Wheat harvest is going on around the world. Kim Anderson, a grain market economist with Oklahoma State University, talks about harvest progress.
“We’ve got about a 29.2-billion-bushel world crop being harvested and 1.73 billion here in the United States. We’ve harvested about 80 percent of that world wheat crop and the majority of the U.S. wheat crop. Look at when wheat is harvested, the harvest starts in probably mid-to-late March in India, Pakistan, North Africa, and that area. By the time we get to June one, we’ve harvested 25 percent of the world’s wheat crop. That’s mostly importing wheat countries rather than exporting countries.”
Anderson talks about wheat harvest through the rest of the 2023 calendar.
“Then you’ve got a big, relatively large harvest in June, July, and August. When we get to September, we’ve got about 80 percent of the 2023 crop harvested, and it goes on out to the southern hemisphere right now. All that we have left is spring wheat in the northern hemisphere. We’ll move to Argentina and Australia and Southern Africa somewhere in late October, and it’ll go through October, November, and December.”
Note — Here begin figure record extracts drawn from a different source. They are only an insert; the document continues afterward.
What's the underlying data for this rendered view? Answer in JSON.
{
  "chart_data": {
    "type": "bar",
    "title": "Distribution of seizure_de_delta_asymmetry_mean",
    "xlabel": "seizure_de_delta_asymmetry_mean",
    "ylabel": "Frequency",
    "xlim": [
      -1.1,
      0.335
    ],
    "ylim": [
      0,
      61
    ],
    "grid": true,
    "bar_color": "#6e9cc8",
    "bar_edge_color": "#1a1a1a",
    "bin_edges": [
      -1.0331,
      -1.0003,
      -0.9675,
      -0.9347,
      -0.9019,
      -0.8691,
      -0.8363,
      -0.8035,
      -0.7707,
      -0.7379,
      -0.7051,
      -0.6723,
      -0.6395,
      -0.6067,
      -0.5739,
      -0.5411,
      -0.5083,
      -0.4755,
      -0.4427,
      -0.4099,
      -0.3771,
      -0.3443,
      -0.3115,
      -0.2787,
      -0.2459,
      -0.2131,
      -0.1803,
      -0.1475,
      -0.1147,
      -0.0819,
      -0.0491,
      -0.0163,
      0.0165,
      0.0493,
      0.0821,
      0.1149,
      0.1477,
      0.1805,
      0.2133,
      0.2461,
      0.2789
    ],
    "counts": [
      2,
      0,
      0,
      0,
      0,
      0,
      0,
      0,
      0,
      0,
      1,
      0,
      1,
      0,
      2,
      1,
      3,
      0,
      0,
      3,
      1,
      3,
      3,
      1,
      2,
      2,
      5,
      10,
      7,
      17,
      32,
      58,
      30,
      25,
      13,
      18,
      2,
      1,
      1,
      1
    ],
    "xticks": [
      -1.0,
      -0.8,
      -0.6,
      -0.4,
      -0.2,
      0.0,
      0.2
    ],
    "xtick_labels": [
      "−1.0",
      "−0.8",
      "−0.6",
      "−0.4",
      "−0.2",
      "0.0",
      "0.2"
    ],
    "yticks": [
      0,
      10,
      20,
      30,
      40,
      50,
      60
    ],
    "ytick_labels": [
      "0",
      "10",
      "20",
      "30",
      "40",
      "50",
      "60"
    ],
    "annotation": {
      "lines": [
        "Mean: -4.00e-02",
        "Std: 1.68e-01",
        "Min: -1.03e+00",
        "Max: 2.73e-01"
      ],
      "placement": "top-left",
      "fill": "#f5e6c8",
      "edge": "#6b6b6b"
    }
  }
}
The world’s corn harvest is making solid progress, too.
“The world is looking at harvesting a record 47.8 billion bushels. The United States, a record 15.1 billion bushels. You look at U.S. ending stocks somewhere around 2.2 billion. The average is almost 1.7, something like that. But if you look at soybeans, the world’s looking at a record 14.8-billion-bushel harvest, but the U.S. harvest is around an average of 4.2 billion. Ending stocks will be a record for the world of 4.4 billion, and the United States, 245 million bushels, so tight stocks in the United States.”